Sustituí la aguda arma que había traspasado la espalda de Van Berg hasta el corazón por un terrorífico pico, el pico de un ser que no era de este mundo, una figura alada terrorífica como aquellas que los romanceros árabes inventaron tiempo atrás, una macabra criatura refugiada en el antiguo cementerio, al otro lado de los muros de la ciudad.
Me dije que el grito de aquella criatura, ese tétrico lamento, había dado origen a la leyenda de la Mezquita Encantada y había convertido aquel callejón en un lugar desierto. Por eso la casa que ahora ocupábamos llevaba tantos años vacía.
Hasta ahí me habían llevado mis espeluznantes especulaciones cuando un sonido me dejó sin aliento. Me acuclillé y escuché atentamente.
¡Pasos!
Alguien recorría la calle. Las pisadas, regulares y acompasadas, se detuvieron en un punto situado, según mis cálculos, ante la entrada principal de la casa. Preví una llamada de atención por parte de Ali Mahmoud pero recordé que las instrucciones de sir Denis habían sido muy claras al respecto.
No hubo gritos. Volví a oír los pasos, ahora resonando huecos. Deduje que el caminante estaba pasando junto al muro exterior de la mezquita y se aproximaba al oscuro pasaje en arco y a los tres peldaños que conducían al angosto callejón que rodeaba la base del minarete.
Le oí subir los tres escalones; a continuación volvió a detenerse…
¡Habría dado cualquier cosa por poder contemplarle! En aquella calle, de noche, un transeúnte casual era inconcebible. Sin embargo, no me atreví a moverme. Los pasos volvieron a sonar y acabaron por extinguirse del todo.
De nuevo el silencio se apoderó de aquel misterioso lugar.
No sabría decir cuánto tiempo transcurrió; es probable que no fueran más de unos minutos. El caso es que la contemplación concentrada de los postigos me había sumido en una especie de trance. Entonces, procedente de un lugar elevado, muy lejano, sonó el lamento.
Mi pensamiento retornó de inmediato a las horribles imágenes que me tenían absorto en el momento en que las pisadas habían irrumpido en la quietud. ¡Ahí estaba! ¡La muerte alada!
Fui presa de una especie de horrorizada impaciencia. Pistola en mano, observé la rendija de las contraventanas.
De nuevo se hizo el silencio.

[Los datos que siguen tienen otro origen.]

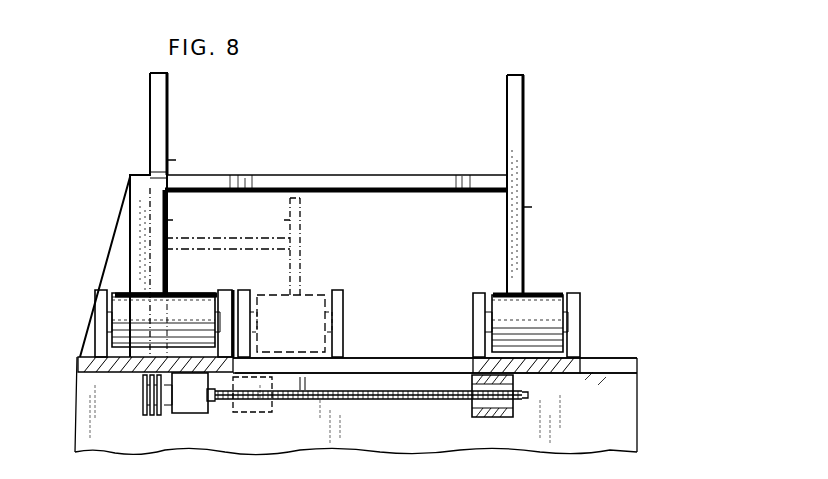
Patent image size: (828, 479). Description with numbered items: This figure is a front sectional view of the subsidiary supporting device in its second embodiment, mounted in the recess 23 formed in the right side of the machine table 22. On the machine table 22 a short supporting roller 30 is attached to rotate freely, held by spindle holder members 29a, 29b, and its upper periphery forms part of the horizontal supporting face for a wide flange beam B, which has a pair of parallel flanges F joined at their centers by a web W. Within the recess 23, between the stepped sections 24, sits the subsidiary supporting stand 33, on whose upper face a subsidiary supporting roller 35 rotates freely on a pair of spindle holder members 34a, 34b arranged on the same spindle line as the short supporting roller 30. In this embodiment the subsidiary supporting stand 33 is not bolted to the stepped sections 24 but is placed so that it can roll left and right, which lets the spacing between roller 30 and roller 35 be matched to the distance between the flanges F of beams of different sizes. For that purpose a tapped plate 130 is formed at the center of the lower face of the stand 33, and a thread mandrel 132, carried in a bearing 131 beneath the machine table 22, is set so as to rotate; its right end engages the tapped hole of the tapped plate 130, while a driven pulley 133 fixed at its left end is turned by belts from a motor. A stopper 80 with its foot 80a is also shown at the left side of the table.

The machine table 22 is at (637, 385).
The recess 23 is at (405, 366).
The stepped sections 24 is at (611, 366).
The subsidiary supporting stand 33 is at (343, 368).
The bracket 29a is at (96, 294).
The bracket 29b is at (236, 292).
The short supporting roller 30 is at (200, 292).
The spindle holder member 34a is at (245, 294).
The spindle holder member 34b is at (343, 294).
The subsidiary supporting roller 35 is at (310, 294).
The stopper post 80 is at (124, 217).
The stopper foot 80a is at (150, 176).
The nut 130 is at (262, 412).
The bearing block 131 is at (190, 405).
The thread mandrel 132 is at (436, 401).
The driven pulley 133 is at (143, 399).
The web W is at (462, 178).
The wide flange beam B is at (523, 150).
The flange F is at (354, 191).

No se oía nada ni dentro ni fuera de la casa.
Entonces, sucedió: la criatura que estaba al acecho, un ser que, al parecer, desafiaba las leyes de la razón, había llegado al fin.
Oí unos pasos amortiguados en la angosta cornisa exterior, bajo las contraventanas. Sonó un impacto sordo seguido de un leve crujido de madera y comprendí que algo se había posado en el alféizar de la ventana. Empezó a moverse hacia arriba; una especie de sombra tras los listones, arriba y adentro, hacia la abertura.
La tensión de observar sin hacer nada resultaba insoportable, pero las órdenes eran claras y debía esperar.
Aparte de aquella leve presión sobre la madera, el intruso no hizo ningún ruido. Nada en el piso inferior indicaba que Ali Mahmoud hubiera reparado en aquella aparición, lo cual, teniendo en cuenta que había llegado volando, no era de extrañar.
En aquel momento, los postigos empezaron a abrirse en silencio.